CELEST: Federated Learning for Globally Coordinated Threat Detection

The cyber-threat landscape has evolved tremendously in recent years, with new threat variants emerging daily, and large-scale coordinated campaigns becoming more prevalent. In this study, we propose CELEST (CollaborativE LEarning for Scalable Threat detection, a federated machine learning framework for global threat detection over HTTP, which is one of the most commonly used protocols for malware dissemination and communication. CELEST leverages federated learning in order to collaboratively train a global model across multiple clients who keep their data locally, thus providing increased privacy and confidentiality assurances. Through a novel active learning component integrated with the federated learning technique, our system continuously discovers and learns the behavior of new, evolving, and globally-coordinated cyber threats. We show that CELEST is able to expose attacks that are largely invisible to individual organizations. For instance, in one challenging attack scenario with data exfiltration malware, the global model achieves a three-fold increase in Precision-Recall AUC compared to the local model. We also design a poisoning detection and mitigation method, DTrust, specifically designed for federated learning in the collaborative threat detection domain. DTrust successfully detects poisoning clients using the feedback from participating clients to investigate and remove them from the training process. We deploy CELEST on two university networks and show that it is able to detect the malicious HTTP communication with high precision and low false positive rates. Furthermore, during its deployment, CELEST detected a set of previously unknown 42 malicious URLs and 20 malicious domains in one day, which were confirmed to be malicious by VirusTotal.

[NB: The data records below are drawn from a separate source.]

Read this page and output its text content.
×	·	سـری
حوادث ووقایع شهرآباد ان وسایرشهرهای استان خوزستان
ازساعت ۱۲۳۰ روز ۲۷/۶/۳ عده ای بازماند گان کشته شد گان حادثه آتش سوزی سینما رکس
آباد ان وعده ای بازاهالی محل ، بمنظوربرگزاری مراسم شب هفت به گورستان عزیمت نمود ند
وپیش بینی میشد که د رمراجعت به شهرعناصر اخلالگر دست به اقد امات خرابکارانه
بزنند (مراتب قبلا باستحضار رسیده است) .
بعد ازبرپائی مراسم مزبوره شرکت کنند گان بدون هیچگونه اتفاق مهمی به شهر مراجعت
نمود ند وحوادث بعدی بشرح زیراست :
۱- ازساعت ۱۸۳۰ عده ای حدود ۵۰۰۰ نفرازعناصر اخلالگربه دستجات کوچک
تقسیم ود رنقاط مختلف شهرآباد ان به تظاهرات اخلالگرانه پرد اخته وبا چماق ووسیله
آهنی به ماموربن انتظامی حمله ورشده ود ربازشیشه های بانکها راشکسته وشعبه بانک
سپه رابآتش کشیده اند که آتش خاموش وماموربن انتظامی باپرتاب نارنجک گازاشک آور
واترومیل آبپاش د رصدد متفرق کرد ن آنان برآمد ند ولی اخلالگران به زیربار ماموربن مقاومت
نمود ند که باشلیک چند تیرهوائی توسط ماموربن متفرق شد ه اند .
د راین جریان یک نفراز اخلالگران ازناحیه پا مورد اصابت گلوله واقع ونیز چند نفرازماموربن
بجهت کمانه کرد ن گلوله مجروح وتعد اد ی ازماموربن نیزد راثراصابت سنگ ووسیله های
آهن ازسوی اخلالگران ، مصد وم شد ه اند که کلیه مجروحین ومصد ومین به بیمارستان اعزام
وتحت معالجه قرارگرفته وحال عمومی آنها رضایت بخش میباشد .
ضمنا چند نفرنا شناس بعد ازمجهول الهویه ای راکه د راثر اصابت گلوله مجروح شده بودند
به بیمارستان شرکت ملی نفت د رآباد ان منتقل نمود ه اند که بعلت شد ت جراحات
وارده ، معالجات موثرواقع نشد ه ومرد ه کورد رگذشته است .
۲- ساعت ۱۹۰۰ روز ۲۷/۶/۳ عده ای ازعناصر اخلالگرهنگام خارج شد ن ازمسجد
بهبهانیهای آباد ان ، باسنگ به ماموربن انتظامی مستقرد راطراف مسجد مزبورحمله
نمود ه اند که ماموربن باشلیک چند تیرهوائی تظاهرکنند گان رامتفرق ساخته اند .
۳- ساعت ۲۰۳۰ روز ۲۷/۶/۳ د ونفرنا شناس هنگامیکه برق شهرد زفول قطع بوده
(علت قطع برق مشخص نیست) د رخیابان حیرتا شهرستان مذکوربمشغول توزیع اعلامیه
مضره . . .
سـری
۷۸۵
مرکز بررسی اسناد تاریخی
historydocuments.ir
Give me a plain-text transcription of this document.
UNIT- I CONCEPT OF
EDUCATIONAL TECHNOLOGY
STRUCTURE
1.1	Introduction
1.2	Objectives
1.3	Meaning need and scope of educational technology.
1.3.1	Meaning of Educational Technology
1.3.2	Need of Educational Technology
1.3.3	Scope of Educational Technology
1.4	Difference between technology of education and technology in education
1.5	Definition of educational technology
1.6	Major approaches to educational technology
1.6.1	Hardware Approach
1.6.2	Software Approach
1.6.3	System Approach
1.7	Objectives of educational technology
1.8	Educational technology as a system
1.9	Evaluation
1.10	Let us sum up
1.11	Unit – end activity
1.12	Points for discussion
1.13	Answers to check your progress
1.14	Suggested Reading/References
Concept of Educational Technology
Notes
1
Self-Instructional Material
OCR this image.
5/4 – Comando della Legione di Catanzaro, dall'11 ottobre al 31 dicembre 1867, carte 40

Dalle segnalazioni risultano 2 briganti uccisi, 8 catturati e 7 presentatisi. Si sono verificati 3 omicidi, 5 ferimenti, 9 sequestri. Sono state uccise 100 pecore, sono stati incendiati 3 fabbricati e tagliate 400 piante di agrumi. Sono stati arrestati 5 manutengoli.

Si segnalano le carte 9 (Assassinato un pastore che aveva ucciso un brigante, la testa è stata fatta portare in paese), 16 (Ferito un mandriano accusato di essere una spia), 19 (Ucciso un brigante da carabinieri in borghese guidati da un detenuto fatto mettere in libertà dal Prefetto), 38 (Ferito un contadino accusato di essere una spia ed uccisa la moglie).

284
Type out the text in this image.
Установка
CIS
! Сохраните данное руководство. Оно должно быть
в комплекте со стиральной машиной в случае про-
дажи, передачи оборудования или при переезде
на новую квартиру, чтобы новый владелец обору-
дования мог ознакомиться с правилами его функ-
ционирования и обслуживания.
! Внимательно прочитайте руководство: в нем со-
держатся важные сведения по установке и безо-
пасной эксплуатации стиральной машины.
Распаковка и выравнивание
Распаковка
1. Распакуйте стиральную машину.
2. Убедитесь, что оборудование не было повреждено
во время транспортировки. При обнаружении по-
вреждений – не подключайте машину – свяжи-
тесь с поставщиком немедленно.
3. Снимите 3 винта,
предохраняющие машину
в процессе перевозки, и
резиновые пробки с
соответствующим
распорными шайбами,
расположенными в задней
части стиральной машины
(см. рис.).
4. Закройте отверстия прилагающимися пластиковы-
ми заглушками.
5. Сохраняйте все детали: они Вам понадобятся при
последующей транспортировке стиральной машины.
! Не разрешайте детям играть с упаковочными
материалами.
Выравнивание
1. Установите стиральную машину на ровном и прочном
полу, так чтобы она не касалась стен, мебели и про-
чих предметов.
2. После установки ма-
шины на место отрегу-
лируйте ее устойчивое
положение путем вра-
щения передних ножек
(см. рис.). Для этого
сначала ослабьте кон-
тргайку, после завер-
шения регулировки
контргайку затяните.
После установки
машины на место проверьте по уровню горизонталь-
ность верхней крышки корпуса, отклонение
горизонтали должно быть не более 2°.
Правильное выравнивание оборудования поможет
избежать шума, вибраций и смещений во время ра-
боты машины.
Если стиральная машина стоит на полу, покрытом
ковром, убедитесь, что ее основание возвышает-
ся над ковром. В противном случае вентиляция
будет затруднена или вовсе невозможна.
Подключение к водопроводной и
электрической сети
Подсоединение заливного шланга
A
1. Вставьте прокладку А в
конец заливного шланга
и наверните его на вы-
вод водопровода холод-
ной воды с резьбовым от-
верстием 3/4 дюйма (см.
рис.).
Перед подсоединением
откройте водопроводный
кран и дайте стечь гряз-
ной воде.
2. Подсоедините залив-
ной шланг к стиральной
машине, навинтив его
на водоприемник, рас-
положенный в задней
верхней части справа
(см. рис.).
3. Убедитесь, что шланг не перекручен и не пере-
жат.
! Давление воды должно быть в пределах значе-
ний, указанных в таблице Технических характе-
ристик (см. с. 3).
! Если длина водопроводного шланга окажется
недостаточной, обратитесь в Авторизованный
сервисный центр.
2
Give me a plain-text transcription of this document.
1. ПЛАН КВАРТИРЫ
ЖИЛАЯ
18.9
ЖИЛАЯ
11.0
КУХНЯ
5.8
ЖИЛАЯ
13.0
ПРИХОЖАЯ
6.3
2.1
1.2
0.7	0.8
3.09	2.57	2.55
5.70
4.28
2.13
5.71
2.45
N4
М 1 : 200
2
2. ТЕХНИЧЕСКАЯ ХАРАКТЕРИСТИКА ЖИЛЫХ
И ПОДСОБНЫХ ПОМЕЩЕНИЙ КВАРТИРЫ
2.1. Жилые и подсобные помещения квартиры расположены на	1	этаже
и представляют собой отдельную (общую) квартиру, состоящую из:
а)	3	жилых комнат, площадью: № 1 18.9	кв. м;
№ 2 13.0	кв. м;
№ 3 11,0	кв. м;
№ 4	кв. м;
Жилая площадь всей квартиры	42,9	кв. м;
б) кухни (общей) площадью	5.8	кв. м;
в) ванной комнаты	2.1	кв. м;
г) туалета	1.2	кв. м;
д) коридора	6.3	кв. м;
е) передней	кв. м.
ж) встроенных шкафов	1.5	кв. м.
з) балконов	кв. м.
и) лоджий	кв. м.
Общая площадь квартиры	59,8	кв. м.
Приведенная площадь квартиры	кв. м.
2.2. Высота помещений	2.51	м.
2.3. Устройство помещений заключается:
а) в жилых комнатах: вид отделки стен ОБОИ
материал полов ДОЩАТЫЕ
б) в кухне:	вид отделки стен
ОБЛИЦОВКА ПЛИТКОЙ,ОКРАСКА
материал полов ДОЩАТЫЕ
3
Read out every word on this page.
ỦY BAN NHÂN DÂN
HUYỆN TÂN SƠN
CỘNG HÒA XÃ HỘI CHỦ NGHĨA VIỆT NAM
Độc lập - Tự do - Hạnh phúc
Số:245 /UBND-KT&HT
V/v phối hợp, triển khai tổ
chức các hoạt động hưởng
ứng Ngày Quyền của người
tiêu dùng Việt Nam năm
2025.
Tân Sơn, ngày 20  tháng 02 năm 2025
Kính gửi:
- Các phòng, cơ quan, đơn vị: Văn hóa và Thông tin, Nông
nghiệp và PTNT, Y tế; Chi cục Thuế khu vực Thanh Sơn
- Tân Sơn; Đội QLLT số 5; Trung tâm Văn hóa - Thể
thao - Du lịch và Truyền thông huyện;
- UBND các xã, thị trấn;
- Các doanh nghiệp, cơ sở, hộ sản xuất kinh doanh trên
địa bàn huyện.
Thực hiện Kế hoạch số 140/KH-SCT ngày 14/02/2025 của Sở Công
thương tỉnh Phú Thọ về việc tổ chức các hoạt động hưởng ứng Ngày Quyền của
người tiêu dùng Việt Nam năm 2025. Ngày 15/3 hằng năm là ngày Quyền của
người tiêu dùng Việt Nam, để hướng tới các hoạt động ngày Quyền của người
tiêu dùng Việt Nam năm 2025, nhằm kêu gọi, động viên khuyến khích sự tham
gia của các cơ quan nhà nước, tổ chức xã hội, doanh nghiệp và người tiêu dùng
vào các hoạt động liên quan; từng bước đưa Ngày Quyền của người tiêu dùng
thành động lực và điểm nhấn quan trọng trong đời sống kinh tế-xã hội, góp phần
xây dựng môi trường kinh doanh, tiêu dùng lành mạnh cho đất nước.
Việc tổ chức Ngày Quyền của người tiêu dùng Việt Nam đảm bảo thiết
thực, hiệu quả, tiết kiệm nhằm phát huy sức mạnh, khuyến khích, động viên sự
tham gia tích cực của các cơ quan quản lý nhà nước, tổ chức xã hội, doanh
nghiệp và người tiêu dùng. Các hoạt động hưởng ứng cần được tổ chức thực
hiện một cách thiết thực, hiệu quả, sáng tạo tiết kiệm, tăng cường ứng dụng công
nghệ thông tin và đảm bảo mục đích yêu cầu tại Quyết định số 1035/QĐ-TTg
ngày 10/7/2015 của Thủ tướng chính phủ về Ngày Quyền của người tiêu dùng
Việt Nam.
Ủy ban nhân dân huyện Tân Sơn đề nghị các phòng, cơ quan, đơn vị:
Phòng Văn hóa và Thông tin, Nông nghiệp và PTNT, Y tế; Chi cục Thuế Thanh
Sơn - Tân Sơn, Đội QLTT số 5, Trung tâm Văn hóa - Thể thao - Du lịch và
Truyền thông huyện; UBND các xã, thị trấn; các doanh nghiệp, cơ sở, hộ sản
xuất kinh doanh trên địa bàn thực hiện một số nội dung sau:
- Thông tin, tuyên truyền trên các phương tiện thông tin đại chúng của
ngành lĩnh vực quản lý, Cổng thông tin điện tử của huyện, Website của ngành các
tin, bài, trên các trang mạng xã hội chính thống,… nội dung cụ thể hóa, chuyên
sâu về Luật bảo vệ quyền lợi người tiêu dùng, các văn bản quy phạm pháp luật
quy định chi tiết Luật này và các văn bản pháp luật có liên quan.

翻译：摘要：近年来，网络威胁格局发生了巨大变化，新型威胁变种层出不穷，大规模协同攻击活动日益普遍。本研究提出CELEST（面向可扩展威胁检测的协作学习框架），这是一个基于联邦学习的机器学习框架，用于通过HTTP协议进行全球威胁检测——HTTP是恶意软件传播与通信中最常用的协议之一。CELEST利用联邦学习技术，在多个客户端间协作训练全局模型，这些客户端保持本地数据存储，从而提供更高的隐私与机密性保障。通过与联邦学习技术相结合的新型主动学习组件，该系统能够持续发现并学习新出现、持续演变且全球协同的网络威胁的行为模式。我们证明，CELEST能够揭露对单个组织而言几乎不可见的攻击。例如，在一个涉及数据窃取恶意软件的复杂攻击场景中，全局模型的精确率-召回率曲线下面积（Precision-Recall AUC）相比本地模型提升了三倍。我们还专门为协同威胁检测领域的联邦学习设计了一种中毒检测与缓解方法——DTrust。该方法通过利用参与客户端的反馈来检测中毒客户端，并对其进行调查后将其从训练过程中移除。我们在两个大学网络上部署了CELEST，结果表明该系统能够以高精确率和低误报率检测恶意HTTP通信。此外，在部署期间，CELEST在一天内检测到了42个先前未知的恶意URL和20个恶意域名，这些结果经VirusTotal验证确认为恶意。